President Biden formally welcomed Finland and Sweden joining the NATO alliance Tuesday as he signed the instruments of ratification that delivered official U.S. backing for the Nordic nations' membership in the mutual defense pact, part of a reshaping of the European security posture after Russia's invasion of Ukraine.
"In seeking to join NATO, Finland and Sweden are making a sacred commitment that an attack against one is an attack against all," Biden said at the signing as he called the partnership the "indispensable alliance."
The U.S. became the 23rd ally to approve NATO membership for the two countries. Biden said he spoke with the heads of both nations before signing the ratification and urged the remaining NATO members to finish their own ratification process "as quickly as possible."

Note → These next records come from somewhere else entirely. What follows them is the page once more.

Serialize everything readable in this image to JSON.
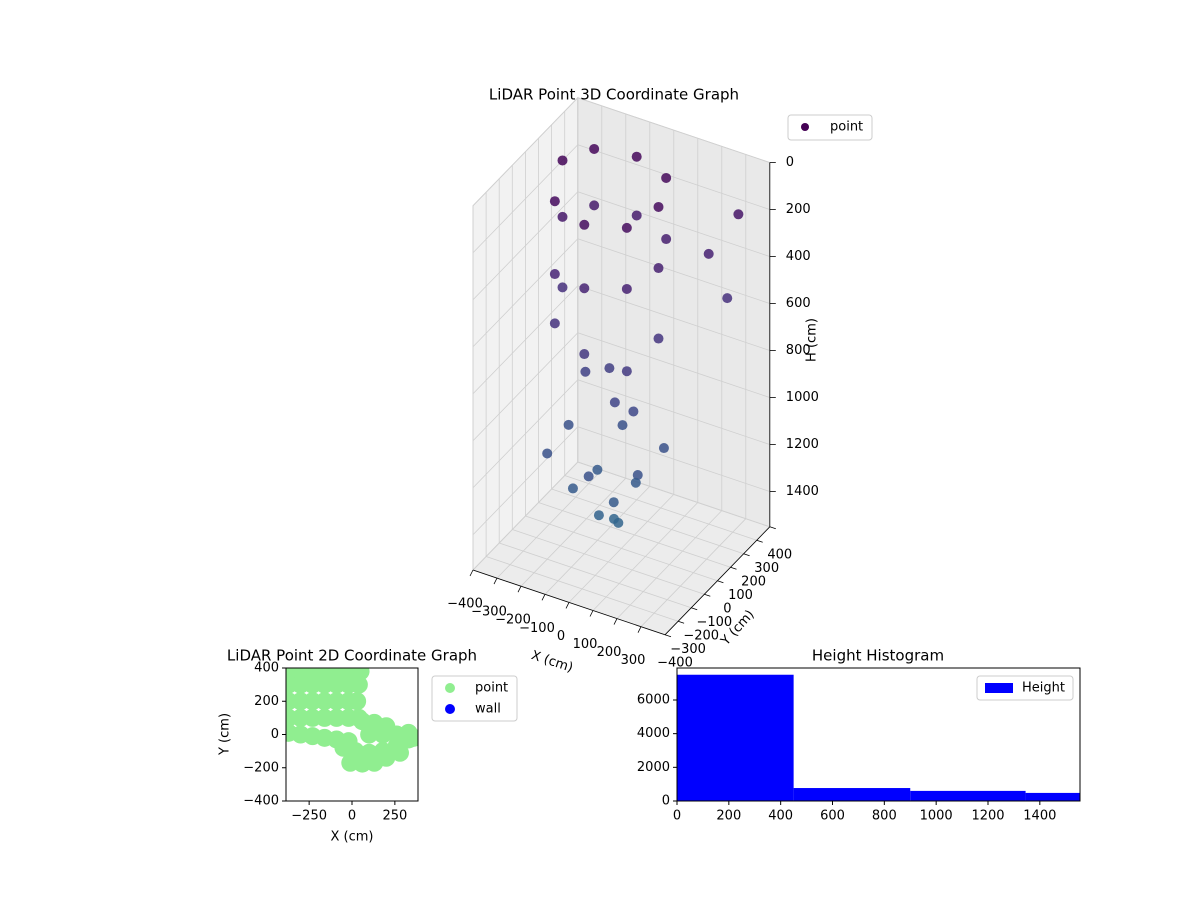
{
  "chart_data": [
    {
      "type": "scatter3d",
      "title": "LiDAR Point 3D Coordinate Graph",
      "xlabel": "X (cm)",
      "ylabel": "Y (cm)",
      "zlabel": "H (cm)",
      "xlim": [
        -400,
        400
      ],
      "ylim": [
        -400,
        400
      ],
      "zlim": [
        0,
        1550
      ],
      "zinverted": true,
      "legend": "upper right",
      "xticks": [
        {
          "value": -400,
          "label": "−400"
        },
        {
          "value": -300,
          "label": "−300"
        },
        {
          "value": -200,
          "label": "−200"
        },
        {
          "value": -100,
          "label": "−100"
        },
        0,
        100,
        200,
        300
      ],
      "yticks": [
        {
          "value": -400,
          "label": "−400"
        },
        {
          "value": -300,
          "label": "−300"
        },
        {
          "value": -200,
          "label": "−200"
        },
        {
          "value": -100,
          "label": "−100"
        },
        0,
        100,
        200,
        300,
        400
      ],
      "zticks": [
        0,
        200,
        400,
        600,
        800,
        1000,
        1200,
        1400
      ],
      "series": [
        {
          "name": "point",
          "colormap": "viridis",
          "x": [
            -300,
            -250,
            -100,
            50,
            100,
            50,
            -100,
            -250,
            -300,
            -250,
            -100,
            50,
            100,
            50,
            -100,
            -250,
            -300,
            -250,
            -100,
            50,
            100,
            200,
            250,
            280,
            -50,
            0,
            -150,
            50,
            -200,
            0,
            150,
            150,
            -50,
            -220,
            -120,
            50,
            60,
            -100,
            -50,
            20,
            -20
          ],
          "y": [
            100,
            250,
            300,
            250,
            100,
            -50,
            -100,
            -50,
            100,
            250,
            300,
            250,
            100,
            -50,
            -100,
            -50,
            100,
            -50,
            -100,
            -50,
            100,
            300,
            350,
            380,
            0,
            -50,
            0,
            0,
            -200,
            -250,
            -150,
            50,
            100,
            0,
            -150,
            -150,
            0,
            0,
            -80,
            -60,
            -20
          ],
          "z": [
            60,
            80,
            90,
            100,
            120,
            140,
            150,
            130,
            300,
            320,
            340,
            360,
            380,
            400,
            420,
            440,
            600,
            650,
            700,
            750,
            680,
            400,
            600,
            250,
            800,
            900,
            850,
            950,
            1100,
            1100,
            1100,
            1100,
            1100,
            1100,
            1250,
            1250,
            1250,
            1250,
            1380,
            1400,
            1420
          ]
        }
      ]
    },
    {
      "type": "scatter",
      "title": "LiDAR Point 2D Coordinate Graph",
      "xlabel": "X (cm)",
      "ylabel": "Y (cm)",
      "xlim": [
        -385,
        385
      ],
      "ylim": [
        -400,
        400
      ],
      "legend": "outside right",
      "xticks": [
        {
          "value": -250,
          "label": "−250"
        },
        0,
        250
      ],
      "yticks": [
        {
          "value": -400,
          "label": "−400"
        },
        {
          "value": -200,
          "label": "−200"
        },
        0,
        200,
        400
      ],
      "series": [
        {
          "name": "point",
          "color": "#90ee90",
          "x": [
            -370,
            -300,
            -230,
            -160,
            -90,
            -20,
            50,
            -370,
            -300,
            -230,
            -160,
            -90,
            -20,
            40,
            -370,
            -300,
            -230,
            -160,
            -90,
            -20,
            30,
            -370,
            -300,
            -230,
            -160,
            -90,
            -20,
            40,
            -370,
            -300,
            -230,
            -160,
            -90,
            -20,
            60,
            130,
            200,
            -50,
            20,
            100,
            180,
            260,
            330,
            360,
            -10,
            60,
            130,
            200,
            280,
            100,
            180,
            260,
            330,
            150
          ],
          "y": [
            380,
            380,
            380,
            380,
            380,
            380,
            380,
            300,
            300,
            300,
            300,
            300,
            300,
            300,
            200,
            200,
            200,
            200,
            200,
            200,
            200,
            100,
            100,
            100,
            100,
            100,
            100,
            100,
            10,
            0,
            -10,
            -20,
            -30,
            -40,
            80,
            70,
            50,
            -80,
            -100,
            -110,
            -100,
            -70,
            -30,
            -20,
            -170,
            -175,
            -170,
            -140,
            -110,
            0,
            0,
            0,
            10,
            40
          ]
        },
        {
          "name": "wall",
          "color": "#0000ff",
          "x": [],
          "y": []
        }
      ]
    },
    {
      "type": "histogram",
      "title": "Height Histogram",
      "xlim": [
        0,
        1555
      ],
      "ylim": [
        0,
        7900
      ],
      "legend": "upper right",
      "xticks": [
        0,
        200,
        400,
        600,
        800,
        1000,
        1200,
        1400
      ],
      "yticks": [
        0,
        2000,
        4000,
        6000
      ],
      "bins": [
        0,
        450,
        900,
        1345,
        1555
      ],
      "series": [
        {
          "name": "Height",
          "color": "#0000ff",
          "values": [
            7500,
            770,
            600,
            480
          ]
        }
      ]
    }
  ]
}
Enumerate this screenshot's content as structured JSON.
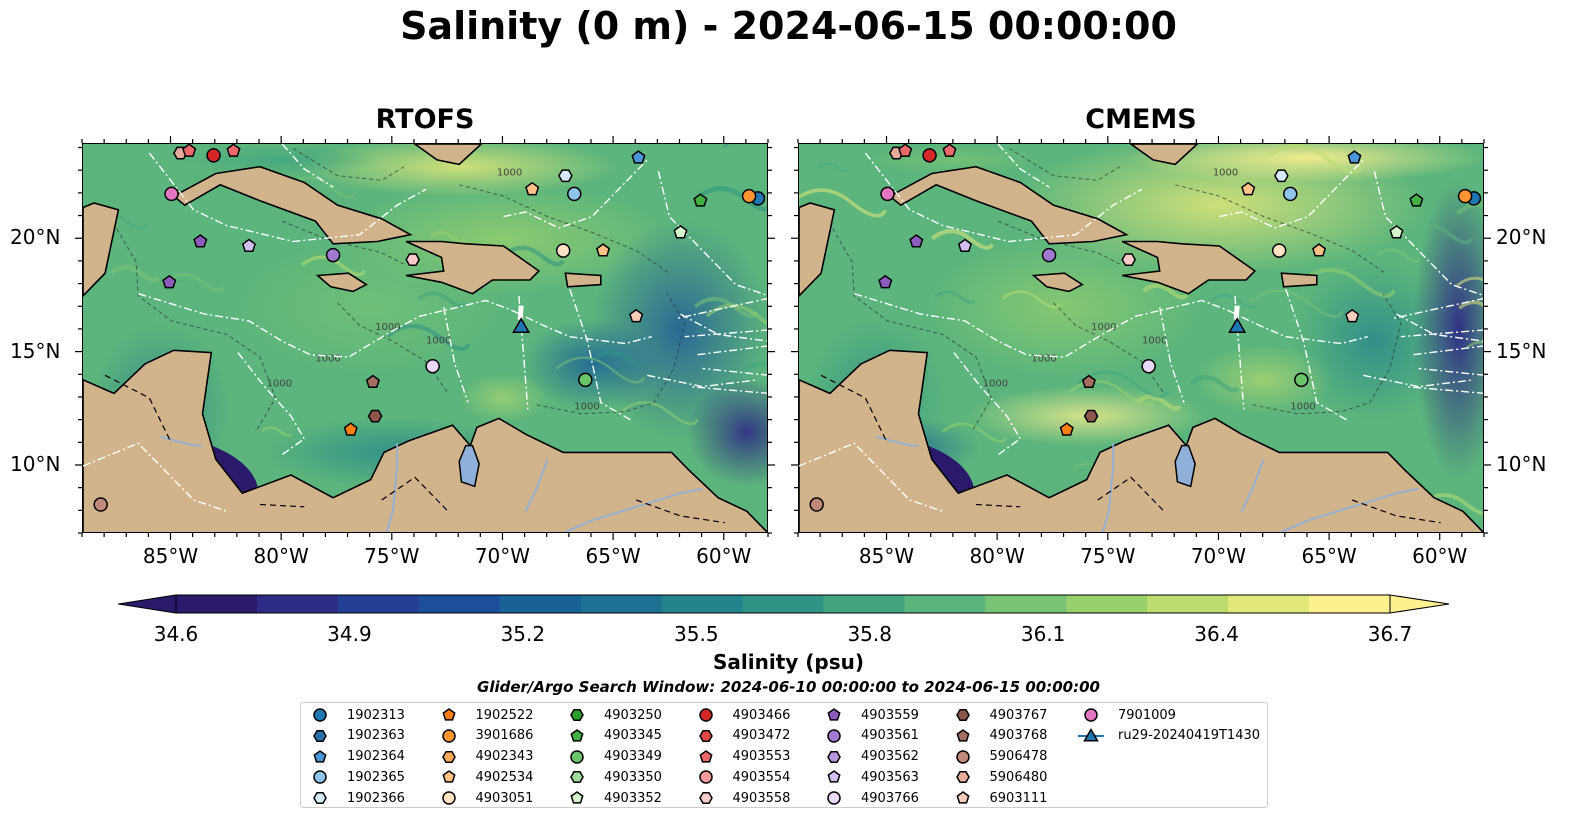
{
  "title": "Salinity (0 m) - 2024-06-15 00:00:00",
  "panels": [
    {
      "title": "RTOFS"
    },
    {
      "title": "CMEMS"
    }
  ],
  "map": {
    "lon_range": [
      -89,
      -58
    ],
    "lat_range": [
      7,
      24.2
    ],
    "lon_ticks": [
      "85°W",
      "80°W",
      "75°W",
      "70°W",
      "65°W",
      "60°W"
    ],
    "lat_ticks": [
      "20°N",
      "15°N",
      "10°N"
    ],
    "land_color": "#d2b48c",
    "river_color": "#8fb0d8",
    "contour_labels": [
      "1000",
      "1000",
      "1000",
      "1000",
      "1000",
      "1000"
    ]
  },
  "colorbar": {
    "label": "Salinity (psu)",
    "min": 34.6,
    "max": 36.7,
    "ticks": [
      "34.6",
      "34.9",
      "35.2",
      "35.5",
      "35.8",
      "36.1",
      "36.4",
      "36.7"
    ],
    "colors": [
      "#2b1a6b",
      "#2d2b86",
      "#233f96",
      "#1b4f9c",
      "#1a6198",
      "#1d7293",
      "#23838d",
      "#2e9485",
      "#42a57f",
      "#5bb57c",
      "#78c375",
      "#98d06e",
      "#bcdc6f",
      "#e2e779",
      "#fdf08f"
    ]
  },
  "search_window": "Glider/Argo Search Window: 2024-06-10 00:00:00 to 2024-06-15 00:00:00",
  "legend": [
    {
      "label": "1902313",
      "marker": "circle",
      "color": "#1f77b4"
    },
    {
      "label": "1902363",
      "marker": "hexagon",
      "color": "#2c6fa8"
    },
    {
      "label": "1902364",
      "marker": "pentagon",
      "color": "#4c95d8"
    },
    {
      "label": "1902365",
      "marker": "circle",
      "color": "#8ec3ea"
    },
    {
      "label": "1902366",
      "marker": "hexagon",
      "color": "#d4eaf8"
    },
    {
      "label": "1902522",
      "marker": "pentagon",
      "color": "#ff7f0e"
    },
    {
      "label": "3901686",
      "marker": "circle",
      "color": "#ff9433"
    },
    {
      "label": "4902343",
      "marker": "hexagon",
      "color": "#ffa95a"
    },
    {
      "label": "4902534",
      "marker": "pentagon",
      "color": "#ffc286"
    },
    {
      "label": "4903051",
      "marker": "circle",
      "color": "#ffe2c2"
    },
    {
      "label": "4903250",
      "marker": "hexagon",
      "color": "#2ca02c"
    },
    {
      "label": "4903345",
      "marker": "pentagon",
      "color": "#43b043"
    },
    {
      "label": "4903349",
      "marker": "circle",
      "color": "#6ac46a"
    },
    {
      "label": "4903350",
      "marker": "hexagon",
      "color": "#a1dc9a"
    },
    {
      "label": "4903352",
      "marker": "pentagon",
      "color": "#d6f5cc"
    },
    {
      "label": "4903466",
      "marker": "circle",
      "color": "#d62728"
    },
    {
      "label": "4903472",
      "marker": "hexagon",
      "color": "#e04848"
    },
    {
      "label": "4903553",
      "marker": "pentagon",
      "color": "#ea6a6a"
    },
    {
      "label": "4903554",
      "marker": "circle",
      "color": "#f39a9a"
    },
    {
      "label": "4903558",
      "marker": "hexagon",
      "color": "#fbcaca"
    },
    {
      "label": "4903559",
      "marker": "pentagon",
      "color": "#8c5bbd"
    },
    {
      "label": "4903561",
      "marker": "circle",
      "color": "#a07ad0"
    },
    {
      "label": "4903562",
      "marker": "hexagon",
      "color": "#b897de"
    },
    {
      "label": "4903563",
      "marker": "pentagon",
      "color": "#d2bdef"
    },
    {
      "label": "4903766",
      "marker": "circle",
      "color": "#ead8f8"
    },
    {
      "label": "4903767",
      "marker": "hexagon",
      "color": "#8c564b"
    },
    {
      "label": "4903768",
      "marker": "pentagon",
      "color": "#a56e60"
    },
    {
      "label": "5906478",
      "marker": "circle",
      "color": "#c0897b"
    },
    {
      "label": "5906480",
      "marker": "hexagon",
      "color": "#e6ab9a"
    },
    {
      "label": "6903111",
      "marker": "pentagon",
      "color": "#f6cdbb"
    },
    {
      "label": "7901009",
      "marker": "circle",
      "color": "#e377c2"
    },
    {
      "label": "ru29-20240419T1430",
      "marker": "triangle",
      "color": "#1f77b4"
    }
  ],
  "floats": [
    {
      "id": "5906478",
      "lon": -88.2,
      "lat": 8.3
    },
    {
      "id": "7901009",
      "lon": -85.0,
      "lat": 22.0
    },
    {
      "id": "5906480",
      "lon": -84.6,
      "lat": 23.8
    },
    {
      "id": "4903553",
      "lon": -84.2,
      "lat": 23.9
    },
    {
      "id": "4903466",
      "lon": -83.1,
      "lat": 23.7
    },
    {
      "id": "4903553",
      "lon": -82.2,
      "lat": 23.9
    },
    {
      "id": "4903559",
      "lon": -83.7,
      "lat": 19.9
    },
    {
      "id": "4903563",
      "lon": -81.5,
      "lat": 19.7
    },
    {
      "id": "4903559",
      "lon": -85.1,
      "lat": 18.1
    },
    {
      "id": "4903561",
      "lon": -77.7,
      "lat": 19.3
    },
    {
      "id": "4903558",
      "lon": -74.1,
      "lat": 19.1
    },
    {
      "id": "4903766",
      "lon": -73.2,
      "lat": 14.4
    },
    {
      "id": "4903768",
      "lon": -75.9,
      "lat": 13.7
    },
    {
      "id": "4903767",
      "lon": -75.8,
      "lat": 12.2
    },
    {
      "id": "1902522",
      "lon": -76.9,
      "lat": 11.6
    },
    {
      "id": "4902534",
      "lon": -68.7,
      "lat": 22.2
    },
    {
      "id": "1902366",
      "lon": -67.2,
      "lat": 22.8
    },
    {
      "id": "1902365",
      "lon": -66.8,
      "lat": 22.0
    },
    {
      "id": "1902364",
      "lon": -63.9,
      "lat": 23.6
    },
    {
      "id": "4903051",
      "lon": -67.3,
      "lat": 19.5
    },
    {
      "id": "4902534",
      "lon": -65.5,
      "lat": 19.5
    },
    {
      "id": "4903345",
      "lon": -61.1,
      "lat": 21.7
    },
    {
      "id": "4903352",
      "lon": -62.0,
      "lat": 20.3
    },
    {
      "id": "6903111",
      "lon": -64.0,
      "lat": 16.6
    },
    {
      "id": "4903349",
      "lon": -66.3,
      "lat": 13.8
    },
    {
      "id": "1902313",
      "lon": -58.5,
      "lat": 21.8
    },
    {
      "id": "3901686",
      "lon": -58.9,
      "lat": 21.9
    }
  ],
  "glider": {
    "id": "ru29-20240419T1430",
    "lon": -69.2,
    "lat": 16.1
  }
}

The Senate last week approved the two, once-nonaligned nations joining the alliance in a rare 95-1 vote that Biden said shows the world that "the United States of America can still do big things" with a sense of political unity.
The countries sought out NATO membership earlier this year to guarantee their security in the wake of Russian President Vladimir Putin's offensive in Ukraine. The North Atlantic Treaty Organization's rules require the consent of all of its 30 existing members before Finland and Sweden can officially accede into the alliance, which is expected in the coming months.
The candidacies of the two prosperous northern European nations have won ratification from more than half of the NATO member nations in the roughly three months since the two applied. It marks one of the speediest expansions of the pact of mutual defense among the United States and democratic allies in Europe in its 73-year history.
U.S. State and Defense officials consider the two countries net "security providers," strengthening NATO's defense posture in the Baltics in particular. Finland is expected to exceed NATO's 2% gross domestic product defense spending target in 2022, and Sweden has committed to meet the 2% goal.
Sweden and Finland applied to join NATO in May, setting aside their long-standing stance of military nonalignment. It was a major shift of security arrangements for the two countries after neighboring Russia launched its war on Ukraine in late February. Biden encouraged their joining and welcomed the two countries' government heads to the White House in May, standing side by side with them in a display of U.S. backing.
The U.S. and its European allies have rallied with newfound partnership in the face of Putin's military invasion, as well as the Russian leader's sweeping statements this year condemning NATO, issuing veiled reminders of Russia's nuclear arsenal and asserting Russia's historical claims to territory of many of its neighbors.